9. We apologise to the sons and daughters who grew up not knowing how much you were wanted and loved.

 

10. We acknowledge that many of you still experience a constant struggle with identity, uncertainty and loss, and feel a persistent tension between loyalty to one family and yearning for another.

 

11. To you, the fathers, who were excluded from the lives of your children and deprived of the dignity of recognition on your children’s birth records, we say sorry. We acknowledge your loss and grief.

 

12. We recognise that the consequences of forced adoption practices continue to resonate through many, many lives. To you, the siblings, grandparents, partners and other family members who have shared in the pain and suffering of your loved ones or who were unable to share their lives, we say sorry.

 

13. Many are still grieving. Some families will be lost to one another forever. To those of you who face the difficulties of reconnecting with family and establishing on-going relationships, we say sorry.

 

14. We offer this apology in the hope that it will assist your healing and in order to shine a light on a dark period of our nation’s history.

 

15. To those who have fought for the truth to be heard, we hear you now.
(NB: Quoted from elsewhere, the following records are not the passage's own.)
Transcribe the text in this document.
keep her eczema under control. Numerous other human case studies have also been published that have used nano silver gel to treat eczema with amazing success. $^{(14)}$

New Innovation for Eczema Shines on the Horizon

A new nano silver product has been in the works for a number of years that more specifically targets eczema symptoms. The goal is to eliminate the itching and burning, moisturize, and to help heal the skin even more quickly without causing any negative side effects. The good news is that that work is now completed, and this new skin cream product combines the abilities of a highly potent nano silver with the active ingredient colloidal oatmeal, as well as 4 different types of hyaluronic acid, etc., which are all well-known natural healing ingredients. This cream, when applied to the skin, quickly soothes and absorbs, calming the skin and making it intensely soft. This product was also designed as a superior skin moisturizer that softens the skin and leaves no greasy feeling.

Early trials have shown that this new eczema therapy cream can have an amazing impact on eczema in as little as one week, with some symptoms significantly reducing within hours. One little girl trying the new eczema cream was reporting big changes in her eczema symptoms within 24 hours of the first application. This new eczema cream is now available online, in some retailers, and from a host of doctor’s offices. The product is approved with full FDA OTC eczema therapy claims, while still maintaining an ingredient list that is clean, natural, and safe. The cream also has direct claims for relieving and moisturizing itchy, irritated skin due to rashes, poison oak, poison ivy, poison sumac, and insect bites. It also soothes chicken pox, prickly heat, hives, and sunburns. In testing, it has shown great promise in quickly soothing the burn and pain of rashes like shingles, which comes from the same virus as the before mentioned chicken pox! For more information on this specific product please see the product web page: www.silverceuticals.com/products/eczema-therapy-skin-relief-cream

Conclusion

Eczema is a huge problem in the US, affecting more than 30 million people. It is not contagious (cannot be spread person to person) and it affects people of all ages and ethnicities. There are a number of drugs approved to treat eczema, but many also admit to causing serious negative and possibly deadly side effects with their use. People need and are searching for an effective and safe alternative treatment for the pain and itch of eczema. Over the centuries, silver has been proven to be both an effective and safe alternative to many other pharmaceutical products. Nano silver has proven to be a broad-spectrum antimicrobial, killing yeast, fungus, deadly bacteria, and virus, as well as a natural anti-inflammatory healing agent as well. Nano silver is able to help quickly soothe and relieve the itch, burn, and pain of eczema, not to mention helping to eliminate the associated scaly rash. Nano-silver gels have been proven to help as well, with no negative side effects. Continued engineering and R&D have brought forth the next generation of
We acknowledge that many of you have suffered in silence for far too long.

 

16. We are saddened that many others are no longer here to share this moment. In particular, we remember those affected by these practices who took their own lives. Our profound sympathies go to their families.

 

17. To redress the shameful mistakes of the past, we are committed to ensuring that all those affected get the help they need, including access to specialist counselling services and support, the ability to find the truth in freely available records and assistance in reconnecting with lost family.

 

18. We resolve, as a nation, to do all in our power to make sure these practices are never repeated. In facing future challenges, we will remember the lessons of family separation. Our focus will be on protecting the fundamental rights of children and on the importance of the child’s right to know and be cared for by his or her parents.

 

19. With profound sadness and remorse, we offer you all our unreserved apology.